I thought Martha Coakley was surprisingly witty and charming. Her statewide reputation from 2010 would suggest otherwise, but she had some great off-the-cuff jabs -- she threw one right back at Mayor Murphy for making a "shaking hands in the cold" reference, she had a couple other original zingers (one of which was repeated verbatim by one of our State Reps. several minutes later), and most of all her demeanor was relaxed and casual -- perfect for the occasion.
Dan Winslow held his own. Maybe this springs in part from the benefit of being the guy with nothing to lose, but he commanded a great presence from the podium without a hint of awkward. The laughs were genuine -- not the sort of polite groans that sometimes come after St. Patrick's Day gag lines.
Tom Golden did great on the originality/visual humor scale once again. Last year, it was the movie posters...this year, commercials. Either way, a break from the standard boilerplate of recycled jokes and insincere self-deprecation.
Initially, Gerry Leone led off with an old Tip O'Neill anecdote about (not) being introduced at sporting events, which sort of set me into a "here it comes again" mindset. However, he then veered into more interesting territory. He talked a bit about his decision to leave his current post, about his decision to run in the first place, and about loyalty. In true "dance with the one that brung ya" style, he thanked his closest aides and supporters, emphasizing that anyone can say they're "with you" after the primary. The people who really count are the ones who side with you before you've got all the momentum at your back. He opened up about he saw the opportunity to run for the position, even though he lived outside of Middlesex County at the time and was seen (at best) as a dark horse. He talked about how he saw Lowell as his *operational base* (my words there) even though it wasn't clear to some why that would make sense. I'm badly paraphrasing and truncating here (hey, it's been nearly a week) but he wrapped up by saying that he had run his course w/public office and would soon be headed to the private sector to stay.
Anyway, I liked it because I admire anyone who is enough of a visionary to identify the right opportunities, know when to jump, and then have the even-more-impressive skill to identify their departure point. This isn't something that can be found in any manual, or offered from any consultant...instead, it's an instinctual trait that many highly successful people seem to have. My friend Jack Mitchell sometimes talks about a spiritual force called "The Hum of the Universe." I don't want to bastardize that term from its real meaning, so I'll modify it here to call this skill "The Hum of the Street."
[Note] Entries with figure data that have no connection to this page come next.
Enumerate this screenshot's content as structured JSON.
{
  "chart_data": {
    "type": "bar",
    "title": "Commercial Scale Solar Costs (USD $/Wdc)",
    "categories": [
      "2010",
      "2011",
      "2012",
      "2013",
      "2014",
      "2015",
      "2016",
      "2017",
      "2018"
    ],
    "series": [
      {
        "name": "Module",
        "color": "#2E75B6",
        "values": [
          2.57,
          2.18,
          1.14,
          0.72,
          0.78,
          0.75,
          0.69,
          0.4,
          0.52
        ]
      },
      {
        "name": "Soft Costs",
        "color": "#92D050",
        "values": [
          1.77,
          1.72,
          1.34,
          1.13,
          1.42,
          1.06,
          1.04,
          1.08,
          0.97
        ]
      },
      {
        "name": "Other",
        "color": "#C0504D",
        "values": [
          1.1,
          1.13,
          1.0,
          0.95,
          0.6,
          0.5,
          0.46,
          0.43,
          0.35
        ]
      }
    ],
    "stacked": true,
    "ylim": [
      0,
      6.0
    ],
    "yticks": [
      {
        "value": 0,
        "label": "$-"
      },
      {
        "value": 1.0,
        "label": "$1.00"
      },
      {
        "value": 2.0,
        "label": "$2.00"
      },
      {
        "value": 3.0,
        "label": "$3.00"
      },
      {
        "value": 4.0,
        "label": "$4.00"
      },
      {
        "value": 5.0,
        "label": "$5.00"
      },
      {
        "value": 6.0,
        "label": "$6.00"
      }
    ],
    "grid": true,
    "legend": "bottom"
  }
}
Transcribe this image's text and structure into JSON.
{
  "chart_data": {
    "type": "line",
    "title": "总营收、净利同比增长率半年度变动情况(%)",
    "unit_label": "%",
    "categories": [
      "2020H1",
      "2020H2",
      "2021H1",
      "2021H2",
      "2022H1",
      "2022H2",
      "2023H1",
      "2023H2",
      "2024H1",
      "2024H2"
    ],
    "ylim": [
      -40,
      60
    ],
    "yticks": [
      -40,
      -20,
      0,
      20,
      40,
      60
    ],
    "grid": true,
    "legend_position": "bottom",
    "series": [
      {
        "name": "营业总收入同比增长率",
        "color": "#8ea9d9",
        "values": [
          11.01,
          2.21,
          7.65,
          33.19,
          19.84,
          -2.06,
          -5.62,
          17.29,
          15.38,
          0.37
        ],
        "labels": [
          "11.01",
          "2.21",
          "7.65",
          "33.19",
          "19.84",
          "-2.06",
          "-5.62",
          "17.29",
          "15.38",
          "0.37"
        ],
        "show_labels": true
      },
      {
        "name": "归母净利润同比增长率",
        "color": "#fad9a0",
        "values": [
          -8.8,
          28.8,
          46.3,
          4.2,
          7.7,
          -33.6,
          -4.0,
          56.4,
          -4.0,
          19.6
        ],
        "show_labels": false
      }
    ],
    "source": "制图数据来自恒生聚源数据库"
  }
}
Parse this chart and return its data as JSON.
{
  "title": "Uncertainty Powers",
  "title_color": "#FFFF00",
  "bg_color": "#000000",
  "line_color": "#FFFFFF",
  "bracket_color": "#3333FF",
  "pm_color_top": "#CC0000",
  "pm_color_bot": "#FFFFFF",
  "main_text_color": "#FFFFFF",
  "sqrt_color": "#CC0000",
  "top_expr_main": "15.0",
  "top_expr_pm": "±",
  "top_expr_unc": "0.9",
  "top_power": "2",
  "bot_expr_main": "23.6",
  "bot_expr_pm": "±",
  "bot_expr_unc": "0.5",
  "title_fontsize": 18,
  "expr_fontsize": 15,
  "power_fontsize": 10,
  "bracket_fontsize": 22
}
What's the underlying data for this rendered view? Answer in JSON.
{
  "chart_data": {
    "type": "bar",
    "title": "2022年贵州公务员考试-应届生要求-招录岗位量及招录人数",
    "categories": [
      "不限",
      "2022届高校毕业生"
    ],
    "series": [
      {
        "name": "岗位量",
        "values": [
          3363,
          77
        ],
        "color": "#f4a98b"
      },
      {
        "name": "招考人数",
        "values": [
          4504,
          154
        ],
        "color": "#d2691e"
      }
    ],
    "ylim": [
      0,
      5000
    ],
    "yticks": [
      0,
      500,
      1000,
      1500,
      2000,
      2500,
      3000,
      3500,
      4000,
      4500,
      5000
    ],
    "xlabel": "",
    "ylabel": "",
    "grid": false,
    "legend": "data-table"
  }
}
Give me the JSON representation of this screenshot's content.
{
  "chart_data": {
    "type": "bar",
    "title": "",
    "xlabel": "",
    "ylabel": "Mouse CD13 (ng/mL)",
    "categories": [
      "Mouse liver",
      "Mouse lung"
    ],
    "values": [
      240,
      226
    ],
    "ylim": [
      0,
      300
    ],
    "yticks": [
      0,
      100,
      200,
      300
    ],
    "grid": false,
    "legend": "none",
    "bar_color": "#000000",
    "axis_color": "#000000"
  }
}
The world is constantly offering you feedback. In terms of personal life, professional life, family life, etc. the clues telling you which way to twist and turn to take advantage of opportunities are there provided you're willing to listen. Some people are tone-deaf, so they either don't see opportunities right in front of them, insist on seeing or hearing feedback that really isn't there, or don't know when the time is right to exit stage left (whether that's a retired city councilor begging for mic time at a public event, or whether it's the kid who graduated last June still hanging out in your high school parking lot talking to girls, you know it when you see it).
Whatever Gerry Leone he saw, it wasn't obvious to everyone around him (and in comes the tautology -- if it were obvious, then it wouldn't be special). Those very same Spidey Senses pointed to the exit doors in 2013, and I'm not going to doubt them.
I credit Mayor Murphy with a lot of the same. He identified an opportunity to run for the Council. He made a big splash as a first-termer, and saw an opportunity develop to lead the city in a completely different way in his next term. Everything always seems obvious with hindsight, but who would have predicted that back in 2007? At some point during the process, he decided on his own terms that he was ready for a new chapter in his life and career -- maybe with an eye toward other impactful opportunities, and maybe with frustration towards the pomposity and self-importance he made fun of in his speech on Friday. He heard the hum in 2009 when he ran, he heard it after the 2011 election when the Mayoral race began shaping up, and he heard it when he made the call to pull chalks.
All this stuff may seem inscrutable to anyone other than the person himself or herself, and in a way that's the whole point. Why did Ted Williams hit .388 one year, and then .328 the next year, only to be completely gone from baseball just two seasons later?
That's not too different from asking when an undefeated DA, or an undefeated CC, would pick up the needle and move to a new groove...while it may be ours to speculate, it's not ours to know.